With Kavanaugh, Democrats Must Lose the Battle to Win the War
Updated: Sep 27
This post was originally published at smerconish.com
Democratic Senators Joe Manchin of West Virginia, Joe Donnelly of Indiana, Clair McCaskill of Missouri and Heidi Heitkamp need to vote for the confirmation of Supreme Court nominee Brett Kavanaugh- for the good of the Democratic Party.
Full disclosure, I consider my political beliefs to be mainstream but will acquiesce to being called a liberal, a progressive, or whatever current nomenclature is being foisted on me.
And while I usually vote Democrat, I have occasionally voted for Republicans, or in the case of the 2003 California gubernatorial recall election, Mary Carey, an adult film actress (because, well, how often does one actually get the chance to vote for a porn star for governor).
That said, I understand the anger from the left regarding seating Kavanaugh, especially considering how the seat that is now occupied by Neil Gorsuch should by all rights belong to Merrick Garland. I also fully appreciate the damage seating Kavanaugh can do to liberal ideals in the long term.
Despite knowing that Kavanaugh holds positions that could impact abortion, health care, the environment, voting rights, election reform, and possibly even shield President Trump from being subpoenaed, questioned, or in any manner having to respond to civil lawsuits or criminal charges, I stand by my belief that these four Senators need to vote for his confirmation.
Here’s my rationale: rather than focusing solely on the vacant Supreme Court seat, no matter how important that seat is, I’m also looking at the impact of four Senate seats that will be in the possession of the victorious party for the next six years. I want to put the Democratic party in a stronger position not just for 2018, but for 2020 and beyond.
Yes, a Supreme Court justice can alter the course of America for the next forty years, but four Senators over the next six years can have an influence over a lot of important decisions (including the confirmation of another two or three or more Supreme Court justices).
I would even wager that if the Democrats were to get control of the Senate they would refuse to seat any justice nominated by a Republican president, even if the court were to find itself down to only six or seven justices. Personally, I don’t think that’s what the Founding Fathers had intended- but McConnell has set a new standard for the future.
As for the outside chance that the Democrats could block Kavanaugh’s confirmation, which I don’t believe is possible barring the discovery of a “smoking gun” in Kavanaugh’s record, Trump would simply nominate someone else who would probably make us pine away for Old Brett Kavanaugh. This seat is going to be Trump’s to fill, so the goal should be to do everything to not allow him to have another opportunity in the future.
Democrats need to be looking at both the short and long-term ramifications and plan for a more practical outcome rather than a far-fetched dream. The current makeup of the Senate is 51-49 with Democrats defending 24 of 33 seats in 2018, many of them in traditionally Republican states. While winning the Senate is a possibility considering the current environment, merely maintaining a close minority of no less than 52-48 would be considered in many pundits’ views a success.
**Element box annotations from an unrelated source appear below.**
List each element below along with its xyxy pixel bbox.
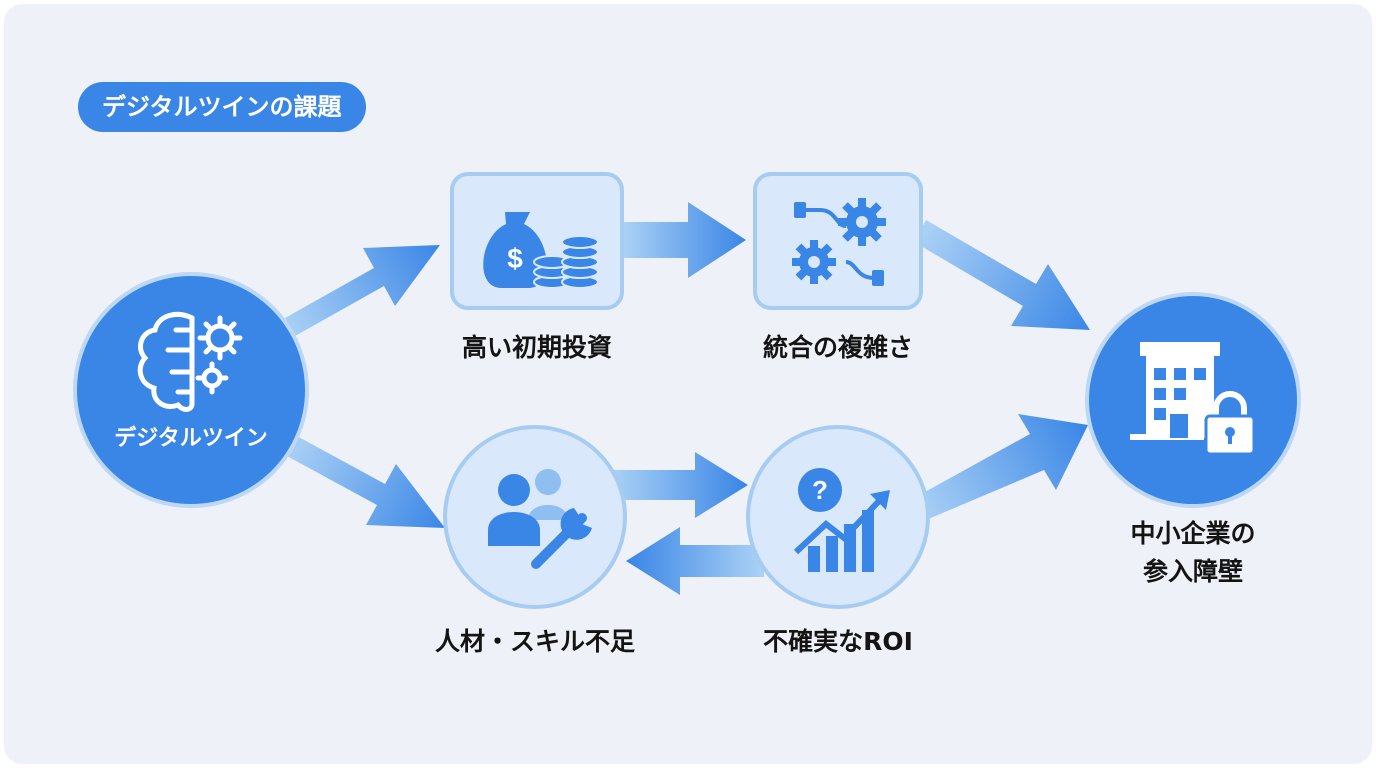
node-talent-shortage (443, 425, 627, 609)
node-digital-twin (73, 272, 309, 508)
arrow-roi-to-barrier (914, 414, 1088, 520)
page-title: デジタルツインの課題 (78, 82, 366, 132)
node-label-high-initial-investment: 高い初期投資 (461, 333, 612, 362)
arrow-start-to-talent (285, 435, 445, 528)
node-label-talent-shortage: 人材・スキル不足 (434, 627, 635, 656)
node-label-digital-twin: デジタルツイン (114, 426, 268, 451)
node-label-integration-complexity: 統合の複雑さ (762, 333, 913, 362)
gears-plug-icon (792, 198, 886, 286)
svg-text:$: $ (507, 243, 523, 274)
node-integration-complexity (753, 172, 923, 310)
arrow-start-to-cost (285, 245, 440, 336)
arrow-cost-to-integration (624, 202, 746, 278)
node-label-sme-barrier-line1: 中小企業の (1130, 519, 1256, 548)
question-chart-icon: ? (793, 468, 890, 572)
people-wrench-icon (488, 469, 592, 569)
node-label-uncertain-roi: 不確実なROI (763, 627, 913, 656)
money-bag-coins-icon: $ (483, 212, 599, 289)
svg-text:?: ? (812, 475, 828, 505)
node-sme-entry-barrier (1085, 292, 1301, 508)
arrow-integration-to-barrier (914, 220, 1090, 330)
brain-gears-icon (137, 312, 243, 412)
node-high-initial-investment: $ (450, 172, 624, 310)
arrow-talent-to-roi (612, 452, 748, 518)
arrow-roi-to-talent (626, 527, 764, 595)
node-uncertain-roi: ? (746, 425, 930, 609)
building-lock-icon (1130, 342, 1256, 456)
node-label-sme-barrier-line2: 参入障壁 (1142, 557, 1243, 586)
Losing those four seats because you wanted them to make a political statement is pig-headed.
And while the idea of “wait till next year” might have worked for the Chicago Cubs, even if it took 108 tries, the case for flipping the Senate doesn’t get remarkably easier in 2020.
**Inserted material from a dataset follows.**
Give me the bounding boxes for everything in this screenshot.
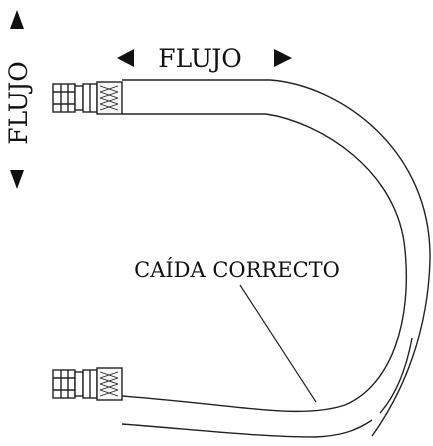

In 2020, the Republicans will be defending 20 seats, but most of them are in strongly Republican states, and with a bad showing in 2018, it would put the Democratic party in a position of having to flip five or more seats to win control, potentially keeping the Senate in GOP hands till 2022 when the map finally favors the Democrats.
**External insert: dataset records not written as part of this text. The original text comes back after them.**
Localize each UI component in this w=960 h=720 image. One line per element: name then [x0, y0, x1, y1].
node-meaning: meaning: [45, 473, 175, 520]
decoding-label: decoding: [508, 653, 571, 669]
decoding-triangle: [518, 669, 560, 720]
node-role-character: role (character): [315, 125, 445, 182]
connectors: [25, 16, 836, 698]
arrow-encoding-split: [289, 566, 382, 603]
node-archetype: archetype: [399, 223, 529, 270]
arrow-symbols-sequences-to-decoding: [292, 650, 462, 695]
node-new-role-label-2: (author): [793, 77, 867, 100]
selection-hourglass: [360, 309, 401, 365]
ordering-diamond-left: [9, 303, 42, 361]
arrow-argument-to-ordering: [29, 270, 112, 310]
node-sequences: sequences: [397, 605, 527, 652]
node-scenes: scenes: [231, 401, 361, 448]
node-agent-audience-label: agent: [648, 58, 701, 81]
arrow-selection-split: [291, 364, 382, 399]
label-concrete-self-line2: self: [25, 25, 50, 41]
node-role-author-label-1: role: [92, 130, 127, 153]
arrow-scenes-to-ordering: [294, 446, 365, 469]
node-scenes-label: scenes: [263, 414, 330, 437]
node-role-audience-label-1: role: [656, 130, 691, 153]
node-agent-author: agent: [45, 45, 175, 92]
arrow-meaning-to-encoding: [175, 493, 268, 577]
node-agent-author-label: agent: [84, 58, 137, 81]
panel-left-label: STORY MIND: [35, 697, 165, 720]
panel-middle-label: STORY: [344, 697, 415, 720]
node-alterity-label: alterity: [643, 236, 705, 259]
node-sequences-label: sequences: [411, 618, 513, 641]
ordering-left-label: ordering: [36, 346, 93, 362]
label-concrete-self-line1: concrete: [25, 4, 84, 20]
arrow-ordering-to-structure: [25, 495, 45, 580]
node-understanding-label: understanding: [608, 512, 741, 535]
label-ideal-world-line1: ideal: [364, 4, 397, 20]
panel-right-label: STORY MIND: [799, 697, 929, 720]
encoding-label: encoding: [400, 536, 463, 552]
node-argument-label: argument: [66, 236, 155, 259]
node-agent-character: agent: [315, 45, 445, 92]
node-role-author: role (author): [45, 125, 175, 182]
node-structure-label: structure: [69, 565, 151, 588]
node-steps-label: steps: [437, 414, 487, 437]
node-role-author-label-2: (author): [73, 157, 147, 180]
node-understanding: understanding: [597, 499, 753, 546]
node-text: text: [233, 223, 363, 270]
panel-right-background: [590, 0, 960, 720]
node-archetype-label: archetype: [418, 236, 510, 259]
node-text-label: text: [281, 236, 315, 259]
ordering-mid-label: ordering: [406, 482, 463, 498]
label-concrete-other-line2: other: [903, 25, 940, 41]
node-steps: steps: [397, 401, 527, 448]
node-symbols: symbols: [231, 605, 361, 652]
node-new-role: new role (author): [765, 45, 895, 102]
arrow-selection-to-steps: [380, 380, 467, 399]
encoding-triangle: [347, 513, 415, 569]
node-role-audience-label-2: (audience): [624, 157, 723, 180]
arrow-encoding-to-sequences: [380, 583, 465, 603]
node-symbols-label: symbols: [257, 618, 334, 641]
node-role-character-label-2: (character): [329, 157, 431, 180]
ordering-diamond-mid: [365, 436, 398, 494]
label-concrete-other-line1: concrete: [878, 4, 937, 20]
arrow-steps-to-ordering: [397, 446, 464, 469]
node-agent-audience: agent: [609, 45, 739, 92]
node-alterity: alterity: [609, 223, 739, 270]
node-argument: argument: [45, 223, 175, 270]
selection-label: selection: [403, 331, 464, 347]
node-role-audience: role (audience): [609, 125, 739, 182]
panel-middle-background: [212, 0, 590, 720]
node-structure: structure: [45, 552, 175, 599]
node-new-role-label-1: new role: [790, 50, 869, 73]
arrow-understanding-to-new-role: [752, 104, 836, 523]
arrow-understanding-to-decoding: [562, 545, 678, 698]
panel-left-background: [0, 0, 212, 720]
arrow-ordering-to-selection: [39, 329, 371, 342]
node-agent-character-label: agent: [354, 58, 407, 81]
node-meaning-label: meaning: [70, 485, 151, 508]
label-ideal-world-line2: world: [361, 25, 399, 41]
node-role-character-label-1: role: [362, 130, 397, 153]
How many Supreme Court nominations do you think will take place between now and then? The thought of being the minority in the Senate for 4 more years simply because you wanted to make a defiant stand is great for movies, but not so much in real life.
It would be the Democrats’ Alamo.
Yes, I’ve heard commentators and some of my Democratic friends claim that if those four Senators voted for the confirmation of Kavanaugh, Democrats in their state will not only be furious, but they will lose the enthusiasm to come out and vote in 2018.
If the voters of those states feel that the only thing that is important over the next six years is a vote on Supreme Court seat in 2018 and don’t turn out in November; if everything they have witnessed in this past year and one half, from Trump and his swamp, isn’t enough to overcome their preferred candidate refusing to take up a fool’s errand, then perhaps, they and the rest of us, truly do deserve the government and the leaders we get.